I'm shorting Jeff Randall

As is probably clear, I'm not a massive fan of business journo Jeff Randall. He's one of the best/worst examples of people who tell a story to fit the facts. Today he is typically rubbish, having a pop at Gordo over the Northern Rock collapse. He goes through the motions of saying that the directors of the bank are to blame for the failure, before going on to explain why the Government have made the situation that much worse.

I just want to focus on one particularly stupid bit:

If either regulators or ministers were caught napping by the speed of the Rock's demise, they should not have been. At the start of the year, the stock market began signalling that the company was in trouble: from a peak of £12.50, its share price halved and then halved again. Short of setting off an air-raid siren, it's hard to see what more the City could have done.

First up, he's being quite dishonest here. It's true that NR's share prices was falling from February onwards, you can see a graph of its movements over the past 6 months here. As you can see it's a slow but steady decline until mid-Sept when the BoE bailout news was broken, at which point the share price understandably went through the floor. So while it is true that "its share price halved and then halved again", the second bit of this happened AFTER the BoE stepped in.

But secondly what about this line?

it's hard to see what more the City could have done

Err.. all the City did was buy and sell shares at various points, which resulted in downwards trend in the share price. Given that the City is supposed to be pretty good at this finance stuff maybe they could have a) spotted the flaws in NR's strategy a lot earlier than the point at which they found out the BoE was involved or b) put out sell recommendations on the stock as a result of concerns or c) used the AGM in April as an opportunity to grill the company or d) warned the regulators that they had concerns.

More broadly, share prices get buffeted around by all kinds of meaningless stuff often with little to do with underlying reality. As someone once said about markets over and under-shooting:

"if you’re too high half the time and too low half the time, I would say that the market is always getting it wrong."

But Jeff has a bit of form here. He is clearly for some inexplicable reason in thrall to analaysts. Here's another anti-Brown bit from a month or so back.
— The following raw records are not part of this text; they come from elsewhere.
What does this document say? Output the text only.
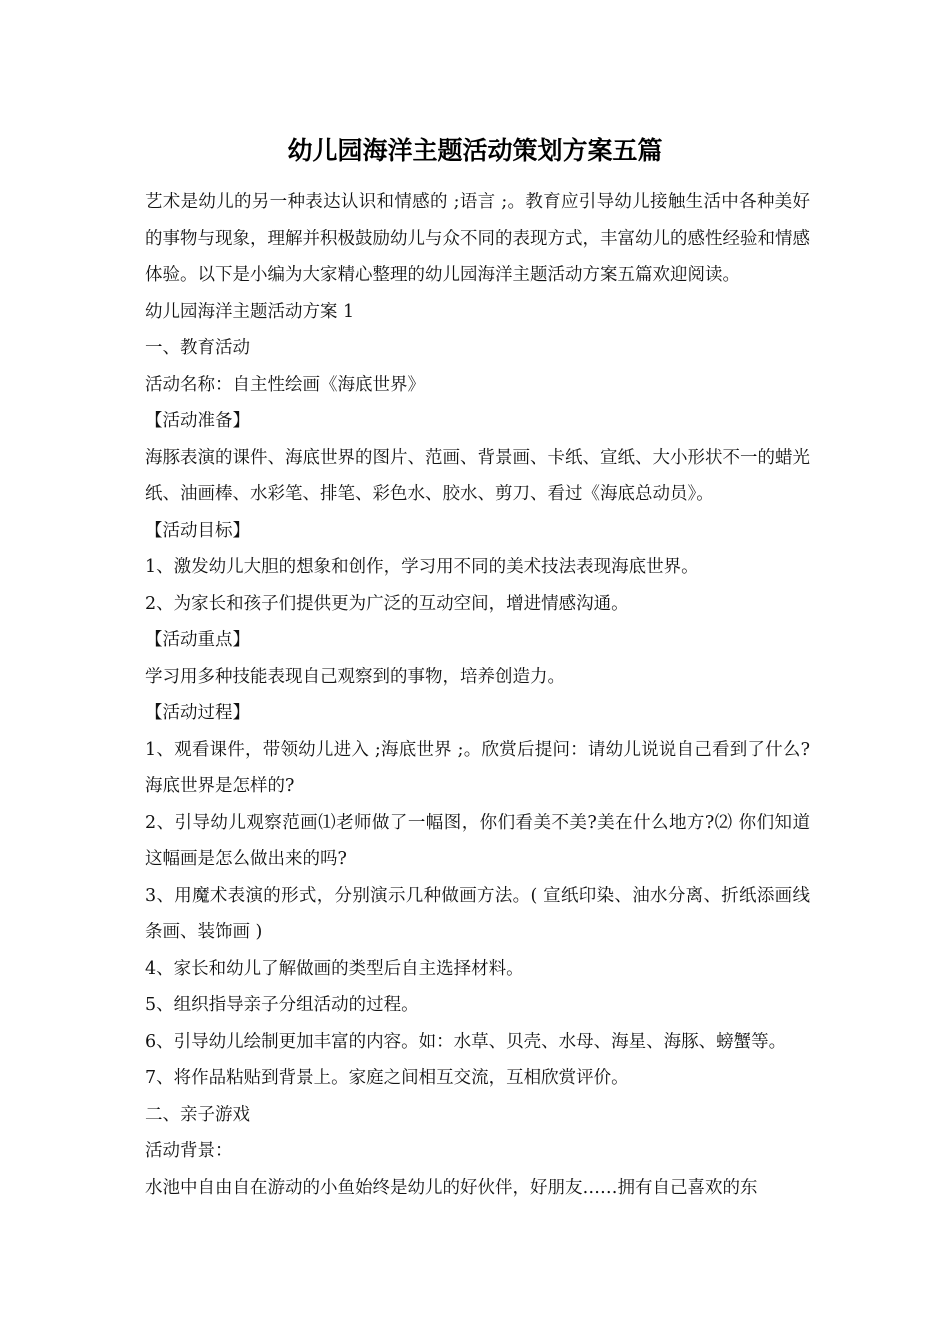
幼儿园海洋主题活动策划方案五篇

艺术是幼儿的另一种表达认识和情感的 ;语言 ;。教育应引导幼儿接触生活中各种美好的事物与现象，理解并积极鼓励幼儿与众不同的表现方式，丰富幼儿的感性经验和情感体验。以下是小编为大家精心整理的幼儿园海洋主题活动方案五篇欢迎阅读。

幼儿园海洋主题活动方案 1

一、教育活动

活动名称：自主性绘画《海底世界》

【活动准备】

海豚表演的课件、海底世界的图片、范画、背景画、卡纸、宣纸、大小形状不一的蜡光纸、油画棒、水彩笔、排笔、彩色水、胶水、剪刀、看过《海底总动员》。

【活动目标】

1、激发幼儿大胆的想象和创作，学习用不同的美术技法表现海底世界。

2、为家长和孩子们提供更为广泛的互动空间，增进情感沟通。

【活动重点】

学习用多种技能表现自己观察到的事物，培养创造力。

【活动过程】

1、观看课件，带领幼儿进入 ;海底世界 ;。欣赏后提问：请幼儿说说自己看到了什么?海底世界是怎样的?

2、引导幼儿观察范画⑴老师做了一幅图，你们看美不美?美在什么地方?⑵ 你们知道这幅画是怎么做出来的吗?

3、用魔术表演的形式，分别演示几种做画方法。( 宣纸印染、油水分离、折纸添画线条画、装饰画 )

4、家长和幼儿了解做画的类型后自主选择材料。

5、组织指导亲子分组活动的过程。

6、引导幼儿绘制更加丰富的内容。如：水草、贝壳、水母、海星、海豚、螃蟹等。

7、将作品粘贴到背景上。家庭之间相互交流，互相欣赏评价。

二、亲子游戏

活动背景：

水池中自由自在游动的小鱼始终是幼儿的好伙伴，好朋友……拥有自己喜欢的东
If Brown were a business, City analysts would be issuing "sell" recommendations. He's one to short.

If ever one needed an endorsement of Brown surely this is it? Here, for example, is what one analyst wrote about Northern Rock just before the news broke about its request to the BoE for funding. (It's a "buy" recommendation I think?)

"load up on Northern Rock for your children, your mum, your goldfish"
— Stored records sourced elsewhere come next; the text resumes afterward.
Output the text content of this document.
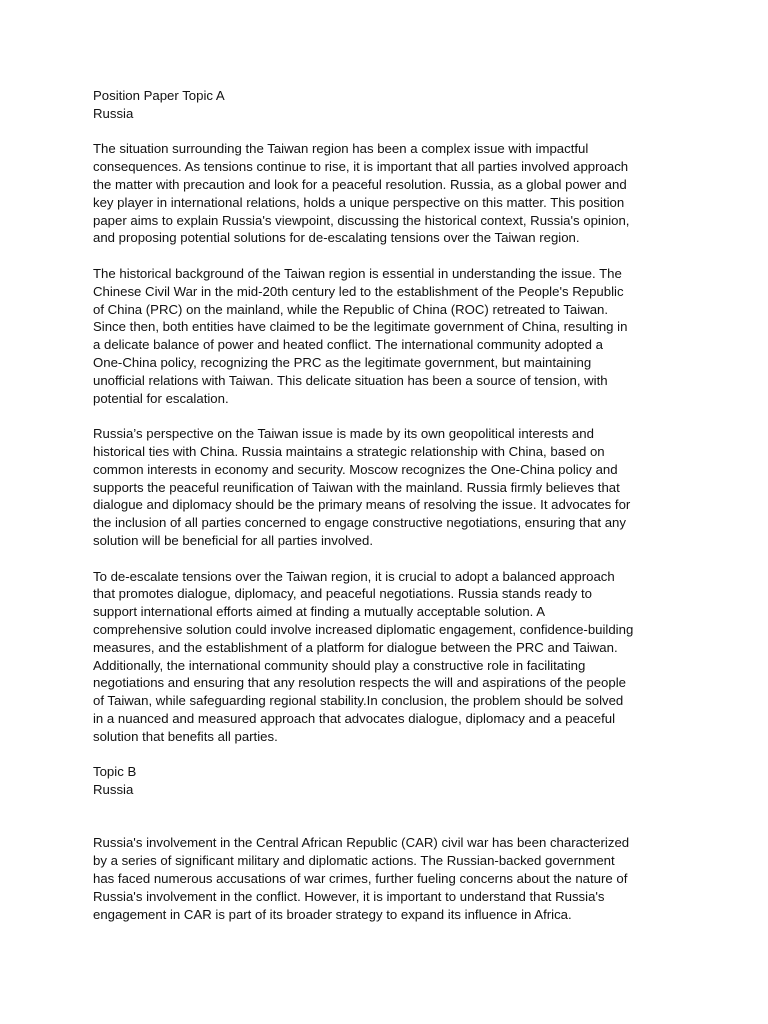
Position Paper Topic A
Russia
The situation surrounding the Taiwan region has been a complex issue with impactful
consequences. As tensions continue to rise, it is important that all parties involved approach
the matter with precaution and look for a peaceful resolution. Russia, as a global power and
key player in international relations, holds a unique perspective on this matter. This position
paper aims to explain Russia's viewpoint, discussing the historical context, Russia's opinion,
and proposing potential solutions for de-escalating tensions over the Taiwan region.
The historical background of the Taiwan region is essential in understanding the issue. The
Chinese Civil War in the mid-20th century led to the establishment of the People's Republic
of China (PRC) on the mainland, while the Republic of China (ROC) retreated to Taiwan.
Since then, both entities have claimed to be the legitimate government of China, resulting in
a delicate balance of power and heated conflict. The international community adopted a
One-China policy, recognizing the PRC as the legitimate government, but maintaining
unofficial relations with Taiwan. This delicate situation has been a source of tension, with
potential for escalation.
Russia’s perspective on the Taiwan issue is made by its own geopolitical interests and
historical ties with China. Russia maintains a strategic relationship with China, based on
common interests in economy and security. Moscow recognizes the One-China policy and
supports the peaceful reunification of Taiwan with the mainland. Russia firmly believes that
dialogue and diplomacy should be the primary means of resolving the issue. It advocates for
the inclusion of all parties concerned to engage constructive negotiations, ensuring that any
solution will be beneficial for all parties involved.
To de-escalate tensions over the Taiwan region, it is crucial to adopt a balanced approach
that promotes dialogue, diplomacy, and peaceful negotiations. Russia stands ready to
support international efforts aimed at finding a mutually acceptable solution. A
comprehensive solution could involve increased diplomatic engagement, confidence-building
measures, and the establishment of a platform for dialogue between the PRC and Taiwan.
Additionally, the international community should play a constructive role in facilitating
negotiations and ensuring that any resolution respects the will and aspirations of the people
of Taiwan, while safeguarding regional stability.In conclusion, the problem should be solved
in a nuanced and measured approach that advocates dialogue, diplomacy and a peaceful
solution that benefits all parties.
Topic B
Russia
Russia's involvement in the Central African Republic (CAR) civil war has been characterized
by a series of significant military and diplomatic actions. The Russian-backed government
has faced numerous accusations of war crimes, further fueling concerns about the nature of
Russia's involvement in the conflict. However, it is important to understand that Russia's
engagement in CAR is part of its broader strategy to expand its influence in Africa.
Finally, the most important issue, which Jeff fails to address, is what else could have been done. Yes the NR situation is very messy. It will be very interesting to see what comes out of the bids for the business, but I suspect the taxpayer is going to be down a few quid. But what was the alternative? Let NR simply fail? His implication is that things could have been handled differently, but what would have the major difference in outcome? The BoE might have acted quicker, but NR would still be a basket case. Which demostrates why he's such a dishonest commentator.